By Nicole Hamilton, nhamilton@enquirer.com
The Cincinnati Enquirer

        Keeping track of patient records posed a challenge in the years beforeelaborate computer programs with fancy spreadsheets.

        But things got easier in 1960, when Dr. Robert J. Kalthoff, then a Cincinnati-based psychiatrist, developed one of the first automated document storage and retrieval systems, based on his extensive research on how the brain stores memory.

        Dr. Kalthoff, former assistant clinical professor in the psychiatry department at the University of Cincinnati's College of Medicine, died Aug. 30 at the family summer home in Port Huron, Mich. The longtime Hyde Park resident was 76.

        “He was a Renaissance man,” said his daughter, Nan McKenzie of Washington D.C.

        “He was able to take different skills and apply them to different areas of his life.”

        Besides being a successful psychiatrist and entrepreneur, Dr. Kalthoff was an accomplished pianist and choral conductor who, during medical school, spent a year studying choral conducting at the Juilliard School of Music in New York.

        Raised in Detroit, Dr. Kalthoff was sponsored by the U.S. Navy to attended Marquette University Medical School in Milwaukee, where he earned a medical degree in 1948.

        Two years later, he entered the U.S. Air Force and was stationed in Puerto Rico. Honorably discharged as a captain in 1954, he returned to Detroit and began his medical internship at Harper Hospital.

        He completed his residency training in neurology and psychiatry at City Hospital in New York before moving to Cincinnati in 1955 for a psychiatry residency at Cincinnati General Hospital (now University Hospital), where he became chief resident of the department.

        Dr. Kalthoff served as a clinical professor in the psychiatry department at the University of Cincinnati's College of Medicine until 1975.

        He also had a private practice in Clifton until the late 1960s.

        Along with his colleague, Dr. Paul Ornstein, Dr. Kalthoff in 1960 developed and patented the original concepts for an automated document storage and retrieval system in 1960.

        In 1963, he raised $9 million in capital to start Access Corp. in Blue Ash to manufacture and sell the system. He served as president of Access until the mid-1980s. (He served as president of the company's board until 1997.).

        He authored more than 100 internationally published papers on micrographics and record automation.

        A book he co-authored, Productivity and Records Automation, published by Prentice-Hall, won the International Award as book-of-the-year in 1982.

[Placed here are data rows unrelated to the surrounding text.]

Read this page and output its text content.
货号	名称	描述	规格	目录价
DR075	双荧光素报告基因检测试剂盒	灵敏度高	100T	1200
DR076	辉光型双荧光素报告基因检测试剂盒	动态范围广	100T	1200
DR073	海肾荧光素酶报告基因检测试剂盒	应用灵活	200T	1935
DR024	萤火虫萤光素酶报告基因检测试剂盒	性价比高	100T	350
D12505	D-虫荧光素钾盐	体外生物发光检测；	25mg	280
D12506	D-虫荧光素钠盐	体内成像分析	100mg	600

        In 1992, he earned the Association of Information and Image Management (AIIM) Carl E. Nelson Award for excellence in engineering information management. He was named to the AIIM International Company of Fellows in 1995.

        A member of the Literary Club since 1967, Dr. Kalthoff was a great supporter of the arts.

        His wife, Nancy Kalthoff, preceded him in death in 1994.

        In addition to his daughter, survivors include another daughter, Janine of Alexandria, Va.; three sons, R. Michael of Amberly Village, Stephen of Burke, Va., and Timothy John of Mount Healthy; and seven grandchildren.

        Services have been held.

        Burial was in Gate of Heaven Cemetery, Montgomery.

        Memorials: University of Cincinnati College-Conservatory of Music, 2624 Clifton Ave., Cincinnati 45221.